There must be an error somewher, and from those clues I would lean towards transforming to state space. But where?
This should be enough to tell me if it's something fundamental - if all seems good though, I can upload pictures of my notes.
Here is to illustrate: the upper state space model contains the total differential equation, and the 3 others are the differential equations of the cricuit for each power source.
By your logic the total differential equation should start with $3 \ddot{V}_0$. But I think you misinterpreted the Superposition Theorem. It states that if you have $y_i$ output for $u_i$ input, then you will have $\sum_i y_i$ output for $\sum_i u_i$ input, for a given system, i.e. for a single differential equation. What you have is 3 independent differential equations and you can't just "sum" them.

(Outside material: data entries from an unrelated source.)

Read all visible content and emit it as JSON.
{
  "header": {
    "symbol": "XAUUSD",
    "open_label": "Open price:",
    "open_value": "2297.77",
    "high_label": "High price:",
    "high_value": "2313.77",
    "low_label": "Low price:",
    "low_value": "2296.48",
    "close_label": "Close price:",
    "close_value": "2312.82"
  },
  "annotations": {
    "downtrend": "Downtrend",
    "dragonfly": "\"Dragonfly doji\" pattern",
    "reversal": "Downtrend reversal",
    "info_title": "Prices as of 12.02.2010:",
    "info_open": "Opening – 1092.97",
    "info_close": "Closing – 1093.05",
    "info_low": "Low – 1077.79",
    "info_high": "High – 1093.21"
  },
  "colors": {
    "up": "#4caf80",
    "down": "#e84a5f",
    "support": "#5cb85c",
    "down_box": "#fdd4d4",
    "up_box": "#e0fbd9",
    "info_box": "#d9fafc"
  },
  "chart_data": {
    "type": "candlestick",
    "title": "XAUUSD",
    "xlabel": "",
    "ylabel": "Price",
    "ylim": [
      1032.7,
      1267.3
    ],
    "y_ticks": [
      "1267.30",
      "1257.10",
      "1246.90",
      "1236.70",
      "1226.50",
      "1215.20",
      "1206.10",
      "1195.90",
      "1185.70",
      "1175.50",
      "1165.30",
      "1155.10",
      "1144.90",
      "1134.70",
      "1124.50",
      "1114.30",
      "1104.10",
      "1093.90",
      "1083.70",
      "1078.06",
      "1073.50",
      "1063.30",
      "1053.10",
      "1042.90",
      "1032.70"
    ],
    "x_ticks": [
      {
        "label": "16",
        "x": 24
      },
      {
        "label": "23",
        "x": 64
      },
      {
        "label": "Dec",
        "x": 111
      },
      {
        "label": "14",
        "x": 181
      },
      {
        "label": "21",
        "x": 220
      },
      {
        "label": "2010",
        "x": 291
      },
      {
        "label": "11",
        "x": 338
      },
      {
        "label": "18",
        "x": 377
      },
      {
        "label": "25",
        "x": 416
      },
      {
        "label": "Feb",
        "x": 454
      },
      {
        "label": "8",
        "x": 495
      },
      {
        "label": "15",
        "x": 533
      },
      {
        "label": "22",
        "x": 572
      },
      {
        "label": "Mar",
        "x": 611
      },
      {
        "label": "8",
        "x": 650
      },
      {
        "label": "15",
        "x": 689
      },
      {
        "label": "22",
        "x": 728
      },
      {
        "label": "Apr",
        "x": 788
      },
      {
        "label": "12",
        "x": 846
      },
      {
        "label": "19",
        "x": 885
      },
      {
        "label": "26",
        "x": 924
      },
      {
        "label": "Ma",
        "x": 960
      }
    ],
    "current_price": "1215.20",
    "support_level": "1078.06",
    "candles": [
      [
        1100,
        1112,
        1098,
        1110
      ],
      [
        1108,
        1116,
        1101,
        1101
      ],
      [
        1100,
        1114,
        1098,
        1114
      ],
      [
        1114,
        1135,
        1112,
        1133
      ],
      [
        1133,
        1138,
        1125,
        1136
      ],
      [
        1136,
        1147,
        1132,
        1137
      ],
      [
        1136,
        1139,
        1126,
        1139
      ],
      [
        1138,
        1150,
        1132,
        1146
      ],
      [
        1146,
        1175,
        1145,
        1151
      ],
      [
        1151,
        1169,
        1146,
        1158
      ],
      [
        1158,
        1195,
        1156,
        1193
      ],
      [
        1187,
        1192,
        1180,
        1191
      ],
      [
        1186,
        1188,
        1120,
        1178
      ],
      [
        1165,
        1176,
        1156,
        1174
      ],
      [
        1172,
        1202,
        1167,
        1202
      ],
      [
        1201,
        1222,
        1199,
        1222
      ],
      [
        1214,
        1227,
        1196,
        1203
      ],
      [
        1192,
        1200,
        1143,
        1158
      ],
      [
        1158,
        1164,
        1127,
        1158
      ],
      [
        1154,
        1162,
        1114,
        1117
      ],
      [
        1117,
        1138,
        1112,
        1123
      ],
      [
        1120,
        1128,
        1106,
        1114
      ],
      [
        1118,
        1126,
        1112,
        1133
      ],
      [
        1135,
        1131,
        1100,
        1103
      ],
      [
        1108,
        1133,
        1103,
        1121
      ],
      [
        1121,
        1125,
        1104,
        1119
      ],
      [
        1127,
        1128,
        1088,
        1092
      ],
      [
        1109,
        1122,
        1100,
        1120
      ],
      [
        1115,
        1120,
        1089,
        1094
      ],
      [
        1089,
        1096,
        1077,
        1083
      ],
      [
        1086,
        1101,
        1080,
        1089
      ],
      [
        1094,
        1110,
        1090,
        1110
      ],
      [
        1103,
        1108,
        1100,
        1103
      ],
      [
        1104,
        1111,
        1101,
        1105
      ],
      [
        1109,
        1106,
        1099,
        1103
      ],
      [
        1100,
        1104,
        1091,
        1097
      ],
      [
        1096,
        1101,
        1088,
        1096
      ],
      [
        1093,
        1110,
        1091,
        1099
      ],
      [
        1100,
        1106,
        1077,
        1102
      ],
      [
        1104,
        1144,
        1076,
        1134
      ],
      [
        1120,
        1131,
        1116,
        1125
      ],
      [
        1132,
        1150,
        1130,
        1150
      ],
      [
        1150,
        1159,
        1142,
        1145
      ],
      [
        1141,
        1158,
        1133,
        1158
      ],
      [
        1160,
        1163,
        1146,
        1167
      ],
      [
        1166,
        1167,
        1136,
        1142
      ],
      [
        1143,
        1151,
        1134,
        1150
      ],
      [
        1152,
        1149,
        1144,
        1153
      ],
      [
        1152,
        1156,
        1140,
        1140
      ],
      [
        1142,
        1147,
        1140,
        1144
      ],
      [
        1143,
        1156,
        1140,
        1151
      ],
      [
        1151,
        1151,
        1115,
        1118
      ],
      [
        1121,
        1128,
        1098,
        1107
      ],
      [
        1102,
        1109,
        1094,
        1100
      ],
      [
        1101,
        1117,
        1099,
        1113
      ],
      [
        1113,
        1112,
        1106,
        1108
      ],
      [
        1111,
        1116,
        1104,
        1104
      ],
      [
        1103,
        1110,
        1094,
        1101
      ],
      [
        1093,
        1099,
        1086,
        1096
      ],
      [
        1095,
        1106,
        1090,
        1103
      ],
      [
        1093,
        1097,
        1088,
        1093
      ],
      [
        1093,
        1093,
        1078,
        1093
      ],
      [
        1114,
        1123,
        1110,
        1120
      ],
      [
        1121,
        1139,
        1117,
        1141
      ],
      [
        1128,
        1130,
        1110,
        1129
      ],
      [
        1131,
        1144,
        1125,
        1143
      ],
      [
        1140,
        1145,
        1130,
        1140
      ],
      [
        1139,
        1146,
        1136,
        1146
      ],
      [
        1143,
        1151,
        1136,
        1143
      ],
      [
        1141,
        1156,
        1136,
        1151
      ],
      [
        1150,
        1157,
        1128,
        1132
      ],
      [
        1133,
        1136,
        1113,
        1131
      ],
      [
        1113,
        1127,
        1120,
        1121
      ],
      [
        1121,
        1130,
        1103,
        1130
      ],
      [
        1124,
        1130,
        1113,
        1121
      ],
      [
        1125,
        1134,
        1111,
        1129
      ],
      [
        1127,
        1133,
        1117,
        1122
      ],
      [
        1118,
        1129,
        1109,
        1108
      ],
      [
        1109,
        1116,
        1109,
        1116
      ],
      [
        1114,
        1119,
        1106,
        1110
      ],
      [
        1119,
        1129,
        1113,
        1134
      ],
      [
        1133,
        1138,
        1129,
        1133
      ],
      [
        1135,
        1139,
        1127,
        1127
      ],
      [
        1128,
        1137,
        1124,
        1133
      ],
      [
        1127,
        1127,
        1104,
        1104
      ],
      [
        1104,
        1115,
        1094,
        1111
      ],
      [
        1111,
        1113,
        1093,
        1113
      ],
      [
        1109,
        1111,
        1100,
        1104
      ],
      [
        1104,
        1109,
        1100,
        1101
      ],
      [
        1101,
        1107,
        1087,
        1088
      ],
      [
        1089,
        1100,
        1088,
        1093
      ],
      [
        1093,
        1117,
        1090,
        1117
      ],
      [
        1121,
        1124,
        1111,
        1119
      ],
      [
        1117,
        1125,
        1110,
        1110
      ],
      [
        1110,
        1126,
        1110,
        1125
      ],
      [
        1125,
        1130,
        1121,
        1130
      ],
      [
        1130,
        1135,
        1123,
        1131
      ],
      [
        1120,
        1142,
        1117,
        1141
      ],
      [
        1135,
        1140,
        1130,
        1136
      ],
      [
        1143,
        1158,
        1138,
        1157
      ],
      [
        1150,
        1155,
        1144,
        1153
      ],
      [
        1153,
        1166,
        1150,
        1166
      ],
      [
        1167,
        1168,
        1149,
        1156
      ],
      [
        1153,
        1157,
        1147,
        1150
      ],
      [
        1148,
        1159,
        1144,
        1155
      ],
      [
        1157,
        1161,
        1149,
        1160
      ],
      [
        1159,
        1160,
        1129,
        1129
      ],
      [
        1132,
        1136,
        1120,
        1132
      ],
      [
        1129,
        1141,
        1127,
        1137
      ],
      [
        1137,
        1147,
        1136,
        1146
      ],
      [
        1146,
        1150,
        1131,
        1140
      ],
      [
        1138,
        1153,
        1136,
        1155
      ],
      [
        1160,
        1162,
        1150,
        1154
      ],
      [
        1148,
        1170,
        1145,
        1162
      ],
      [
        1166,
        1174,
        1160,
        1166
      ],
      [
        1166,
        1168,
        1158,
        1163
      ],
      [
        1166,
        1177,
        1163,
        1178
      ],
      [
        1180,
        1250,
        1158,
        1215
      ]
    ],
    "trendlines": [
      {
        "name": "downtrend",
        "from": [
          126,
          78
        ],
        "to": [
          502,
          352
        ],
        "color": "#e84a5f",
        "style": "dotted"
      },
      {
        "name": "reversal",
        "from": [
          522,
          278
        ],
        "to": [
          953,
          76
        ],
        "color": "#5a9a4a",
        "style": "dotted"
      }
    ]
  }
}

You need to see that these are different equations and each of them has 2 states like following:
$$\begin{bmatrix}\dot{V}_{01} \\ \ddot{V}_{01} \\ \dot{V}_{02} \\ \ddot{V}_{02} \\ \dot{V}_{03} \\ \ddot{V}_{03} \end{bmatrix} = \begin{bmatrix} 0 & 1 & 0 & 0 & 0 & 0 \\ -\gamma_1/\alpha_1 & -\beta_1/\alpha_1 & 0 & 0 & 0 & 0 \\ 0 & 0 & 0 & 1 & 0 & 0 \\ 0 & 0 & -\gamma_2/\alpha_2 & -\beta_2/\alpha_2 & 0 & 0 \\ 0 & 0 & 0 & 0 & 0 & 1 \\ 0 & 0 & 0 & 0 & -\gamma_3/\alpha_3 & -\beta_3/\alpha_3 \end{bmatrix} \begin{bmatrix}{V}_{01} \\ \dot{V}_{01} \\ {V}_{02} \\ \dot{V}_{02} \\ {V}_{03} \\ \dot{V}_{03} \end{bmatrix} + \begin{bmatrix} 0 & 0 & 0 \\ \delta_1/\alpha_1 & 0 & 0 \\ 0 & 0 & 0 \\ 0 & \delta_2/\alpha_2 & 0 \\ 0 & 0 & 0 \\ 0 & 0 & \delta_3/\alpha_3 \end{bmatrix} \begin{bmatrix}I_1 \\ V_1 \\ V_2 \end{bmatrix}$$
$$ y = \begin{bmatrix}1 & 0 & 1 & 0 & 1 & 0\end{bmatrix}\begin{bmatrix}{V}_{01} \\ \dot{V}_{01} \\ {V}_{02} \\ \dot{V}_{02} \\ {V}_{03} \\ \dot{V}_{03} \end{bmatrix}$$
To see why summing up the differential equations won't work, consider these equations:
$$\dot{x}(t) + 2x(t) = u(t) \\ \dot{x}(t) + 3x(t) = u(t)$$
where $u(t)$ is the step function and $x(0)=0$. These equations have the solutions $(1-e^{-2t})/2$ and $(1-e^{-3t})/3$ respectively. Summing these equations yields the following equation
$$2\dot{x}(t) + 5x(t) = 2u(t)$$
which has the solution $2(1-e^{-5t/2})/5$, which is not the sum of the solutions of the above equations.